Breaking News: Work to Rule Ended, So What Happened?

Nancy Zuo and Kritika Sachar

After months of tension between FUDTA and FUSD, Work to Rule finally ended on Wednesday, Feb. 13. However, it was apparent that the conflict remained unresolved when students came to school Monday, Feb. 25 to find 72 of 95 teachers absent.

Principal Melsby sent out an email at 7:02 am, explaining “that we have a large number of teachers out today and not enough substitute teachers. There is a possibility that in some classes you may not have a teacher or substitute.”

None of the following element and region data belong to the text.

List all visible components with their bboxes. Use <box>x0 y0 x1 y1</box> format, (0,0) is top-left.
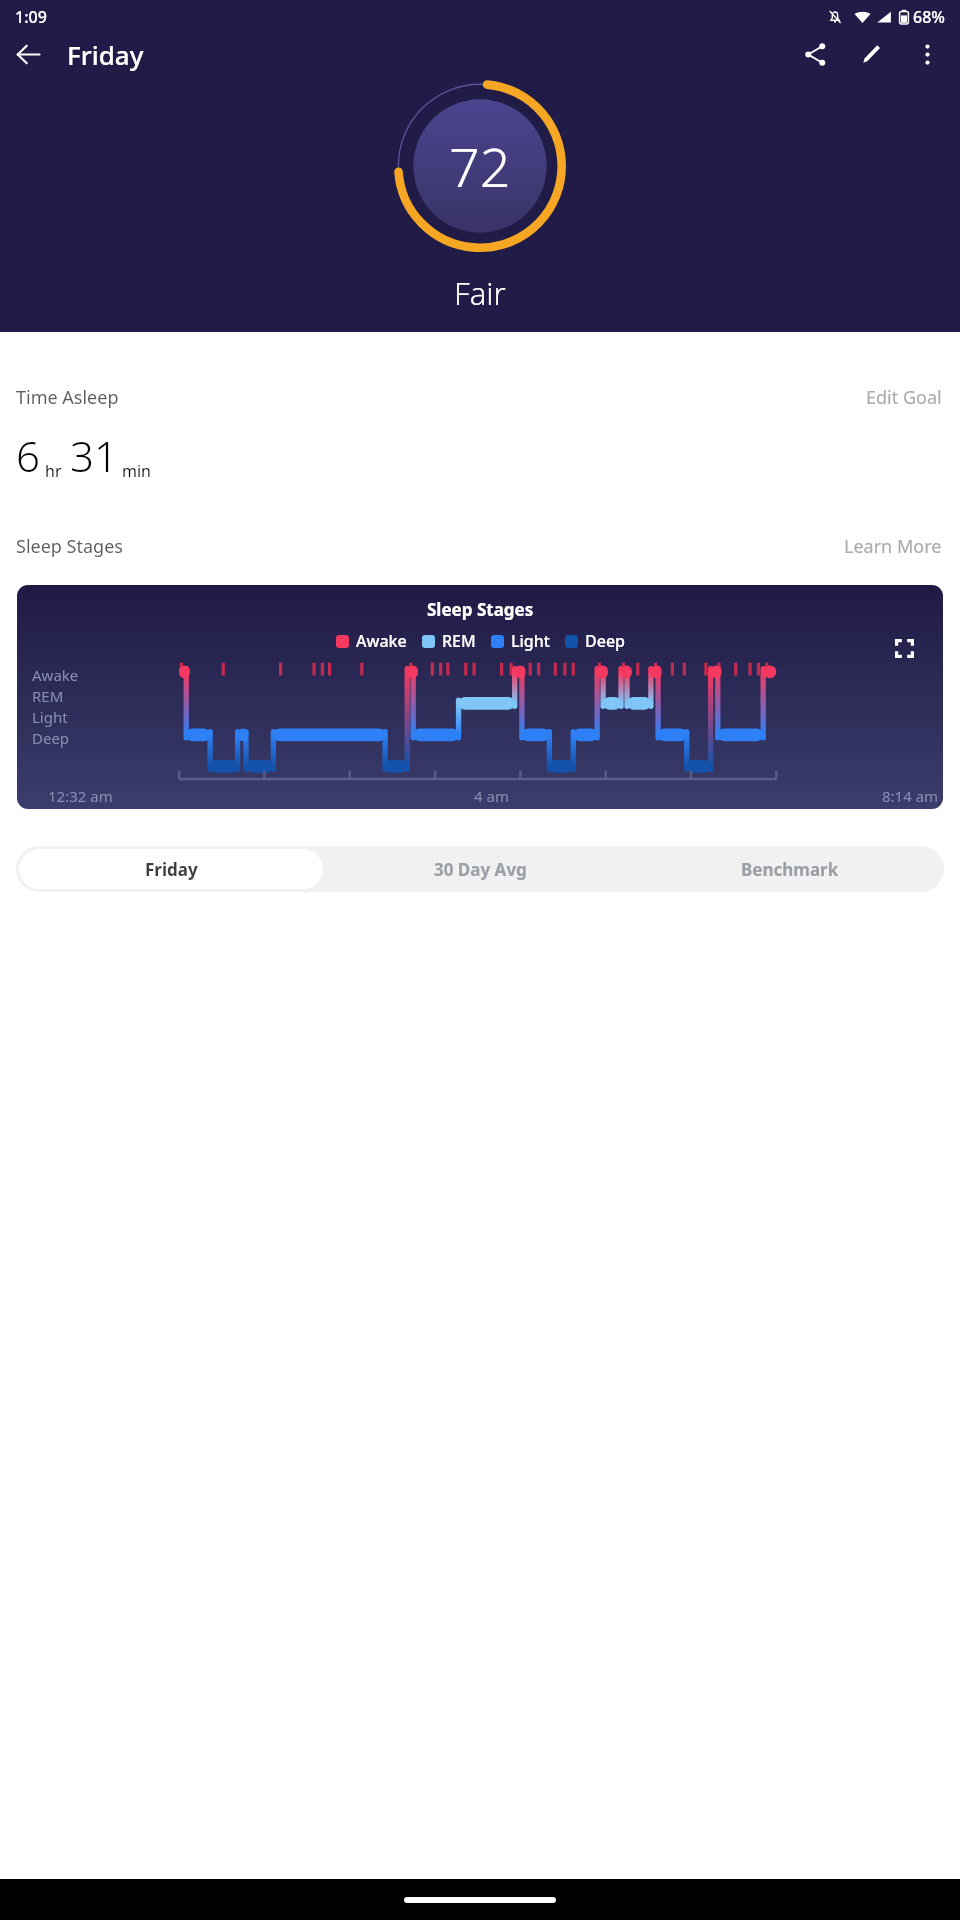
staticText: REM <box>442 630 476 652</box>
staticText: Light <box>32 707 68 727</box>
button[interactable]: Share <box>787 26 843 82</box>
staticText: 1:09 <box>15 6 47 28</box>
staticText: Deep <box>32 728 70 748</box>
staticText: 31 <box>70 427 118 484</box>
staticText: Benchmark <box>741 858 839 881</box>
button[interactable]: 30 Day Avg <box>326 846 635 892</box>
staticText: Edit Goal <box>866 385 942 410</box>
staticText: REM <box>32 686 64 706</box>
staticText: 12:32 am <box>48 786 113 806</box>
staticText: Time Asleep <box>16 385 119 410</box>
staticText: Deep <box>585 630 625 652</box>
button[interactable]: Sleep Stages <box>17 585 943 809</box>
button[interactable]: Edit Goal <box>864 379 944 416</box>
staticText: 30 Day Avg <box>434 858 527 881</box>
button[interactable]: Learn More <box>842 528 944 565</box>
staticText: 68% <box>913 6 945 28</box>
staticText: 6 <box>16 427 40 484</box>
button[interactable]: Edit <box>843 26 899 82</box>
staticText: min <box>122 460 151 482</box>
button[interactable]: More options <box>899 26 955 82</box>
staticText: hr <box>45 460 62 482</box>
staticText: Light <box>511 630 550 652</box>
button[interactable]: Expand chart <box>887 631 921 665</box>
staticText: Sleep Stages <box>427 598 534 621</box>
staticText: 8:14 am <box>882 786 939 806</box>
staticText: Friday <box>145 858 198 881</box>
staticText: Learn More <box>844 534 942 559</box>
staticText: Awake <box>32 665 79 685</box>
staticText: Fair <box>454 272 506 314</box>
staticText: Friday <box>67 37 144 72</box>
staticText: 72 <box>449 129 511 203</box>
button[interactable]: Back <box>0 26 56 82</box>
button[interactable]: Friday <box>19 849 323 889</box>
button[interactable]: Benchmark <box>635 846 944 892</box>
staticText: Sleep Stages <box>16 534 123 559</box>
staticText: 4 am <box>474 786 509 806</box>
staticText: Awake <box>356 630 407 652</box>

Only 42 out of 72 classes were covered by substitute teachers. On the door to every classroom, signs were posted, redirecting students to the gym, cafeteria, library, or other areas if a teacher was not present. For the sake of simplicity, students were told to remain in their second period location rather than a separate advisory classroom.

With attendance sheets from every class, the attendance clerks worked until 6:00pm to log data into the system. Attendance also had to log in data from the large amount of students that were absent, or went home during the day.

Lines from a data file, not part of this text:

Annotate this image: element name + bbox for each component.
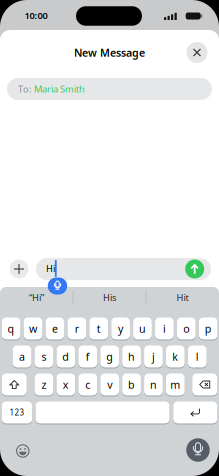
button[interactable]: j	[144, 346, 163, 368]
button[interactable]	[173, 402, 217, 424]
button[interactable]: v	[100, 374, 119, 396]
staticText: His	[103, 291, 116, 304]
button[interactable]: o	[177, 318, 196, 340]
staticText: h	[128, 349, 135, 364]
staticText: m	[170, 377, 180, 392]
button[interactable]: m	[166, 374, 185, 396]
staticText: w	[29, 321, 37, 336]
button[interactable]: n	[144, 374, 163, 396]
staticText: l	[196, 349, 199, 364]
button[interactable]: z	[35, 374, 53, 396]
button[interactable]: q	[2, 318, 20, 340]
button[interactable]: t	[89, 318, 108, 340]
button[interactable]: f	[78, 346, 97, 368]
staticText: j	[152, 349, 155, 364]
button[interactable]: i	[155, 318, 174, 340]
staticText: Hi	[46, 262, 55, 275]
staticText: o	[183, 321, 189, 336]
button[interactable]	[185, 260, 204, 278]
button[interactable]: u	[133, 318, 152, 340]
button[interactable]: e	[46, 318, 64, 340]
staticText: s	[41, 349, 46, 364]
staticText: i	[163, 321, 166, 336]
staticText: p	[205, 321, 212, 336]
staticText: b	[128, 377, 135, 392]
staticText: x	[63, 377, 69, 392]
button[interactable]: “Hi”	[2, 288, 72, 306]
button[interactable]: a	[13, 346, 31, 368]
button[interactable]	[36, 402, 170, 424]
button[interactable]: g	[100, 346, 119, 368]
button[interactable]: l	[188, 346, 207, 368]
staticText: t	[97, 321, 101, 336]
staticText: y	[118, 321, 123, 336]
button[interactable]	[10, 260, 28, 278]
button[interactable]	[17, 445, 29, 457]
staticText: To:	[18, 83, 34, 95]
button[interactable]: h	[122, 346, 141, 368]
staticText: f	[86, 349, 90, 364]
button[interactable]: 123	[2, 402, 32, 424]
staticText: New Message	[74, 45, 145, 60]
button[interactable]: His	[74, 288, 144, 306]
staticText: v	[107, 377, 112, 392]
button[interactable]	[48, 278, 67, 294]
staticText: g	[106, 349, 113, 364]
staticText: c	[85, 377, 90, 392]
staticText: 10:00	[24, 9, 48, 22]
button[interactable]: To:	[0, 78, 219, 100]
staticText: a	[19, 349, 25, 364]
staticText: z	[41, 377, 46, 392]
staticText: Hit	[176, 291, 188, 304]
button[interactable]: y	[111, 318, 130, 340]
staticText: e	[52, 321, 58, 336]
button[interactable]: Hit	[148, 288, 218, 306]
staticText: k	[172, 349, 178, 364]
button[interactable]: b	[122, 374, 141, 396]
button[interactable]: x	[56, 374, 75, 396]
staticText: 123	[10, 407, 24, 418]
button[interactable]: c	[78, 374, 97, 396]
button[interactable]	[36, 258, 211, 280]
button[interactable]: p	[199, 318, 218, 340]
button[interactable]: w	[24, 318, 42, 340]
button[interactable]: s	[35, 346, 53, 368]
button[interactable]	[2, 374, 27, 396]
staticText: r	[75, 321, 79, 336]
button[interactable]: d	[56, 346, 75, 368]
button[interactable]	[186, 438, 210, 462]
staticText: “Hi”	[29, 291, 44, 304]
button[interactable]: k	[166, 346, 185, 368]
button[interactable]: r	[67, 318, 86, 340]
staticText: u	[139, 321, 146, 336]
button[interactable]	[186, 42, 208, 63]
staticText: Maria Smith	[34, 83, 85, 95]
staticText: d	[62, 349, 69, 364]
button[interactable]	[192, 374, 217, 396]
staticText: n	[150, 377, 157, 392]
staticText: q	[8, 321, 15, 336]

While the district did not inform substitutes about the demonstration, the district did send an email requesting a “HIGH NEED FOR SUBS” for Irvington High school prior to Monday on Netpost, the platform in which substitutes can view open slots in the district.While most substitute teachers came from within the school district, Irvington’s unusually high demand meant that assistance from other school districts was required.

Substitute teachers that work during a strike, known as strikebreakers (or scabs), are paid significantly more than usual due to the increase in demand. Since the demonstration yesterday was not a strike, substitute teachers were paid a normal wage.

While the demonstration is not the first in the school district (Mission San Jose High’s occurring just one week ago), it has left an impact on students, parents, and administration.